Je veux terminer mon propos pour vous dire que beaucoup dépendra de votre propre communication, entre la communication officielle et la communication libre, c'est la vôtre qui l'emporte sur toutes les autres. C'est ce que vous direz, vous, de ce que vous avez pensé sur notre économie, qui sera entendu. Nous, nous devons faciliter, nous devons réformer, nous devons être à votre disposition, mais c'est vous qui allez emmener le mouvement. Donc c'est la raison pour laquelle je voulais vraiment vous associer à nos travaux, et vous permettre également de pouvoir communiquer en connaissance de cause.
Je vais juste conclure sur un rendez-vous très important que nous allons avoir à la fin de l'année, la conférence sur le climat, qui est bien sûr une conférence sur l'environnement, au sens de la préservation de la planète, mais qui est également un événement économique, parce que de cette conférence, que prépare Laurent FABIUS, peut sortir un accord qui n'aura pas d'ambition, et alors, rien ne changera dans les comportements, et ce serait une mauvaise nouvelle pour la croissance. Ou alors, il sort de cet accord des engagements, des financements et des mobilisations, notamment des entreprises, et des grands acteurs, publics ou privés. Alors, ce sera une impulsion nouvelle pour des changements profonds, pour des investissements dans la transition énergétique, mais aussi dans le numérique, dans les nouvelles technologies. Donc, c'est une opportunité formidable que nous avons.
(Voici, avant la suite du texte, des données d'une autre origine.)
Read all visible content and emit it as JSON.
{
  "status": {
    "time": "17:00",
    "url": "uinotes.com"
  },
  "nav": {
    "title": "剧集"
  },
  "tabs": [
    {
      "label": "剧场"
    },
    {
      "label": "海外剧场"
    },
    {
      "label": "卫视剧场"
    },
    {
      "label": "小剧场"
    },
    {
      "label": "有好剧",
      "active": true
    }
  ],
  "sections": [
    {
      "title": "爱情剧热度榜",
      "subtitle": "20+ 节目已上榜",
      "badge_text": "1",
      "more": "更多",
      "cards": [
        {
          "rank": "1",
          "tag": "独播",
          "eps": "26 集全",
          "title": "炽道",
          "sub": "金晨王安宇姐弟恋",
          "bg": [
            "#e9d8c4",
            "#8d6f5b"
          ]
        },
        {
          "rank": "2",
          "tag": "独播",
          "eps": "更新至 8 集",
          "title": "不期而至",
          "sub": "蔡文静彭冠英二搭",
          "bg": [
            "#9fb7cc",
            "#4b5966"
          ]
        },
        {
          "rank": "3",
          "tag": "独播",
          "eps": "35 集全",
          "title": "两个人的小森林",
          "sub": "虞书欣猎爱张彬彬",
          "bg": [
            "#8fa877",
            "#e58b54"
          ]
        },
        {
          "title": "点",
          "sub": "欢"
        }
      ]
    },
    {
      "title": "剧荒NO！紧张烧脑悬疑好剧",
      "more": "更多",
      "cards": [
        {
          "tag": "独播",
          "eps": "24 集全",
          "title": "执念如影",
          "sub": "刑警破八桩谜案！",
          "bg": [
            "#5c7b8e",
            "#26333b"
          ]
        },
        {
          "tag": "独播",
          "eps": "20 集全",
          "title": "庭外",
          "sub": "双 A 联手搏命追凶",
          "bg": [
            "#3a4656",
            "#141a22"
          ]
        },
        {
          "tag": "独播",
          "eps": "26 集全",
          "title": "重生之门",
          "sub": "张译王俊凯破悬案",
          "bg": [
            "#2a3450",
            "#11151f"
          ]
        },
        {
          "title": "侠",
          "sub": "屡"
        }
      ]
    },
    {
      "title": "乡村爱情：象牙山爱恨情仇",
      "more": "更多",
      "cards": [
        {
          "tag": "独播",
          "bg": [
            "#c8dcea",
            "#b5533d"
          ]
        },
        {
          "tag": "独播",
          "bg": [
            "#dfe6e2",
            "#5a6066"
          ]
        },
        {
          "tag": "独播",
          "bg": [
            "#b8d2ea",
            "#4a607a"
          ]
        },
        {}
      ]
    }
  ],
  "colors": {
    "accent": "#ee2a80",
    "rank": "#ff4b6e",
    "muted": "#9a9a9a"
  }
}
Les pays les plus développés en ont maintenant la conviction, les pays émergents ont encore des réticences, mais attendront beaucoup de nous, pour savoir si nous voulons partager les technologies. Et les pays les plus vulnérables, les plus fragiles, voudront savoir si nous sommes capables de développer des investissements, et donc d'apporter des financements, et à ce moment-là, seront dans le processus.
Je voulais aussi que l'attractivité puisse être conçue dans cette nouvelle donne. Les économies qui seront les plus attractives, ce seront celles qui auront été capables de faire le saut, de se lancer dans cette nouvelle aventure, qui est celle de la transition énergétique, écologique et numérique. Et l'économie française veut être en avant-garde, pas simplement en avant-garde politique, puisque nous avons cette responsabilité d'accueillir la conférence, non pas simplement en avant-garde écologique, c'est très important de pouvoir montrer que nous avons avant d'autres compris les enjeux du monde, mais aussi en avant-garde économique, industrielle et financière.
Parce qu'il y a de l'innovation aussi financière à travers la préparation de la conférence sur le climat. Donc merci en étant venu plus tôt encore que d'autres à Paris, d'être déjà dans la conférence sur le climat. Merci.